The follow-up expedition in 1949 turned up numerous core samples from these terraces. These cores contained two different strata of beach sand: the older estimated to be 225,000-325,000 years of age, and the younger 20,000-100,000 years old (Ewing, 1949). Another significant fact is that the deposits were found to be well-sorted by surf action into the usual pattern of shoreline beaches familiar to geologists (Miller & Scholten, 1966). His conclusion was that: "Sometime in the distant past this sand found deep beneath the ocean must have been located on a beach, at or near the surface of the sea" (Ewing, 1949).


During this second Woods Hole Mid-Atlantic Ridge Expedition Dr. Ewing once again dredged up continental type rocks. Sample after sample containing large masses of sial were brought up all along the Mid-Atlantic Ridge. It became obvious that granite and sedimentary rocks "which originally must have been part of a continent" were abundant (Ewing, 1949). Dr. Bruce Heezen observed that this type of rock indicates "possible sunken land masses".
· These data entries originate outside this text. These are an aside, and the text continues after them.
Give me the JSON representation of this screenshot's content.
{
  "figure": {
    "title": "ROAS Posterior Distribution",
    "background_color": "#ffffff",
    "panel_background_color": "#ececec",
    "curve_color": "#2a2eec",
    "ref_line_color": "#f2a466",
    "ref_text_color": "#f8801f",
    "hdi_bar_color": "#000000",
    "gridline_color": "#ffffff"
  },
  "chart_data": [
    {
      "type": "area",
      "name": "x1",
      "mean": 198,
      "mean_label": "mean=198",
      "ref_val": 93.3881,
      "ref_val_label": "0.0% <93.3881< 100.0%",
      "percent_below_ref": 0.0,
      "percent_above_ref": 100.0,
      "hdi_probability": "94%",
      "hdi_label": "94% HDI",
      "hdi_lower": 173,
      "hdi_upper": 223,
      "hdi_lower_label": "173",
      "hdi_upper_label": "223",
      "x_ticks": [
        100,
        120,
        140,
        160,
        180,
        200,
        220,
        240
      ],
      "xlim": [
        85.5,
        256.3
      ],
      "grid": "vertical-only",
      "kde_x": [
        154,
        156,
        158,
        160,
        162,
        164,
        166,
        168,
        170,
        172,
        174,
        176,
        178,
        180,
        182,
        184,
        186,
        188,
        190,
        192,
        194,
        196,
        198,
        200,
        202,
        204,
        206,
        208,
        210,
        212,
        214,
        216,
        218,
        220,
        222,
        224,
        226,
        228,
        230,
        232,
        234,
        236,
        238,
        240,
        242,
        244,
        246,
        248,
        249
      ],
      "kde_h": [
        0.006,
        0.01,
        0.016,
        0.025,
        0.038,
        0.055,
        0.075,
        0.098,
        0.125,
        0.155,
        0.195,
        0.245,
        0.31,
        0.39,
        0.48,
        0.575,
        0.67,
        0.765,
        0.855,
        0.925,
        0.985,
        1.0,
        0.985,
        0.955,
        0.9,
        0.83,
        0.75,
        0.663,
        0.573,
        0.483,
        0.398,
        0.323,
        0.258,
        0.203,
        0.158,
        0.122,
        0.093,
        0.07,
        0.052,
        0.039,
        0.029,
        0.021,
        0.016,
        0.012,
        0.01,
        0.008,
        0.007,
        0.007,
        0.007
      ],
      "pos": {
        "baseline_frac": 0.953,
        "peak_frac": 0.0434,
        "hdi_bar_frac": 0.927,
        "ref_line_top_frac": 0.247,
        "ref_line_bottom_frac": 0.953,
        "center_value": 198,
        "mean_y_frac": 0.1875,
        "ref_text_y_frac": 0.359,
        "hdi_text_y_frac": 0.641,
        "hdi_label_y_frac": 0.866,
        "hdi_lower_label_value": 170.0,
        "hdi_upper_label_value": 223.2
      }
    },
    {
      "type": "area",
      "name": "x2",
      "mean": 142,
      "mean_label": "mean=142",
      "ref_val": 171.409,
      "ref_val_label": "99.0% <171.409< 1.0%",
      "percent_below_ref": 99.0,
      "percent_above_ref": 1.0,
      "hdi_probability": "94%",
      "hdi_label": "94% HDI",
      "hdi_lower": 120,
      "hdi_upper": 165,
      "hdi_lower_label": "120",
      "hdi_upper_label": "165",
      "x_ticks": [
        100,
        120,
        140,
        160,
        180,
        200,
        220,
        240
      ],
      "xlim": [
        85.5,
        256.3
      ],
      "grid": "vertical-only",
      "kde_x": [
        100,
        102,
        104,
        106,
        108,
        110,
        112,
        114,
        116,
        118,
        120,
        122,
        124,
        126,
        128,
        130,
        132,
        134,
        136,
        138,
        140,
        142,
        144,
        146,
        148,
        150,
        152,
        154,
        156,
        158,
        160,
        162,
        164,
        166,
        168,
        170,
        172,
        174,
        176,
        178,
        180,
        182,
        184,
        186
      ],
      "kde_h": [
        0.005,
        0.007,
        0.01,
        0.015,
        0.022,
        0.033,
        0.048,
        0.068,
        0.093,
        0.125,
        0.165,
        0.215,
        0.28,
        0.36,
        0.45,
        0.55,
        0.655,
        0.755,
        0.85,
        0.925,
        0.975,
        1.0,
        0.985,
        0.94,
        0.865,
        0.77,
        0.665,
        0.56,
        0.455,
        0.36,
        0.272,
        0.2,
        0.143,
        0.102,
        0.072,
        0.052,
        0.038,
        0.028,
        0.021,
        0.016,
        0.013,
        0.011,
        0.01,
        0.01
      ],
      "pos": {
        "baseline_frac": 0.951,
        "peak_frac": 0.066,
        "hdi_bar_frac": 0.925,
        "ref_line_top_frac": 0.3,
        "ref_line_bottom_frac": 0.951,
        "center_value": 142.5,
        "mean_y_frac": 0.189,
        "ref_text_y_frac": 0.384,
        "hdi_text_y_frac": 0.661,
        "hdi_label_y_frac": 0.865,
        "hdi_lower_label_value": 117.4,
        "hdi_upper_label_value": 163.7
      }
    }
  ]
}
Geologists have short memories when it comes to Atlantis. A geologist reviewed the Woods Hole expeditions of 1948-1949 barely ten years later and wrote a report on the findings (Cifelli, 1970). I read his report, word for word and cover to cover: not a word was written concerning the numerous findings of continental material (sial) along the Mid-Atlantic Ridge. Dr. Ewing was puzzled, even dismayed, by these particular discoveries; yet he was honest enough to report them. Why were these astounding facts not included in Richard Cifelli's review? Can professional geologists be this one-sided?


Still another oceanographic expedition, Swedish Deep-Sea Expedition of 1947-1948, yielded core samples containing sand from the Romache Deep along the Mid-Atlantic Ridge. Dr. Otto Mellis did not publish these findings until ten years later (Mellis, 1958). Other geologists have guardedly admitted that the Azore Islands (Central Atlantic) are composed chiefly of continental material, some even conceding that there might be enough continental material (sial) in the mid-Atlantic to make up a landmass the size of Spain (de Camp, 1970). This is not much smaller than the size I have been proposing for the island of Atlantis.